Pajak Kripto

Pajak Kripto Capai Rp1,8 Triliun Sejak Tahun 2022 hingga Saat Ini

Pajak Kripto Capai Rp1,8 Triliun Sejak Tahun 2022 hingga Saat Ini
Pajak Kripto Capai Rp1,8 Triliun Sejak Tahun 2022 hingga Saat Ini

JAKARTA - Sejak diterapkan pada 2022, pajak kripto telah menunjukkan pertumbuhan signifikan. 

Total penerimaan tercatat mencapai Rp1,81 triliun hingga November 2025. Angka ini menandai kontribusi penting sektor kripto terhadap penerimaan pajak digital nasional.

Porsi pajak kripto sekitar 4,06% dari total penerimaan pajak digital. Sejak 2020, sektor pajak digital berhasil menghimpun Rp44,55 triliun. Hal ini menunjukkan potensi aset kripto sebagai sumber pendapatan negara yang terus meningkat.

Penerimaan pajak kripto berasal dari transaksi perdagangan aset digital. Pajak ini mencakup Pajak Pertambahan Nilai dan Pajak Penghasilan final. Pemerintah melalui regulasi memastikan semua transaksi tercatat dan dikenakan pajak sesuai ketentuan.

Sejarah Pengenaan Pajak Kripto

Pajak kripto mulai diberlakukan melalui Peraturan Menteri Keuangan No. 68/PMK.03/2022. Aturan ini menjadi tonggak awal pengenaan pajak atas transaksi aset digital. Penerapan ini memberi kepastian hukum bagi pelaku pasar kripto.

Pada tahun pertama penerapan 2022, penerimaan pajak kripto mencapai Rp246,4 miliar. Tahun berikutnya, 2023, sempat turun menjadi Rp220,8 miliar. Penurunan ini bersifat sementara sebelum terjadi peningkatan di tahun-tahun selanjutnya.

Pada 2024, penerimaan kembali naik signifikan menjadi Rp620,4 miliar. Angka ini menunjukkan adopsi kripto yang semakin luas di masyarakat. Penerimaan terus bertambah pada 2025 hingga mencapai Rp719,6 miliar.

Rincian Sumber Penerimaan

Pajak kripto terdiri dari dua sumber utama. Pertama, penerimaan PPh 22 sebesar Rp730,41 miliar. Tarif yang dikenakan adalah 0,21% dari nilai transaksi yang dilakukan melalui penyelenggara perdagangan domestik.

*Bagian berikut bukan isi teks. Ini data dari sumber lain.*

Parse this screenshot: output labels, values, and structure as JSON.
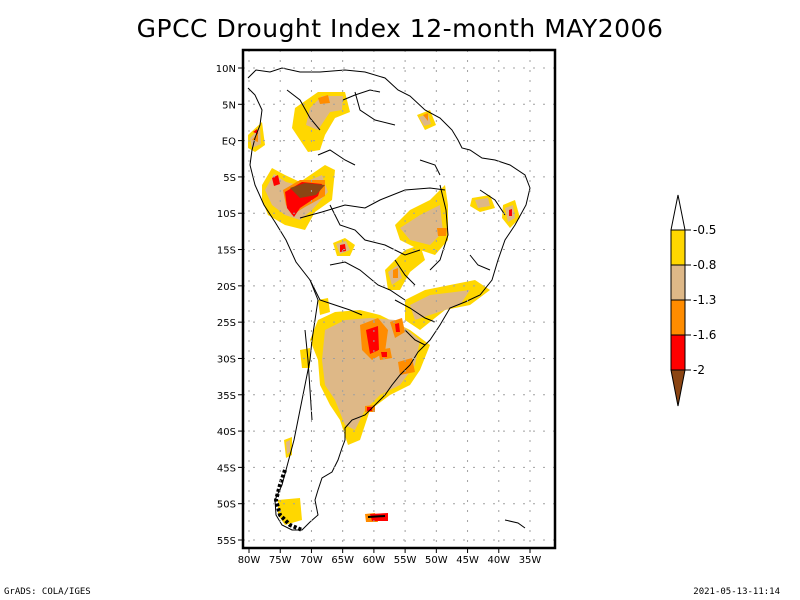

Kedua, penerimaan berasal dari Pajak Pertambahan Nilai Dalam Negeri. Jumlahnya mencapai Rp819,94 miliar. Gabungan kedua sumber ini membentuk total penerimaan pajak kripto yang mencapai Rp1,81 triliun.

Selain itu, pemerintah mengatur tarif berbeda bagi transaksi luar negeri. Pajak PPh Pasal 22 yang dikenakan sebesar 1% jika transaksi dilakukan melalui penyelenggara perdagangan luar negeri. Hal ini menjaga kesetaraan dan keadilan pajak bagi semua pelaku pasar.

Efektivitas Pajak Kripto

Penerapan pajak kripto terbukti efektif menambah penerimaan negara. Sejak pengenaan awal, pajak sektor ini meningkat antara Rp500-600 miliar per tahun. Tren ini menunjukkan potensi pertumbuhan yang berkelanjutan.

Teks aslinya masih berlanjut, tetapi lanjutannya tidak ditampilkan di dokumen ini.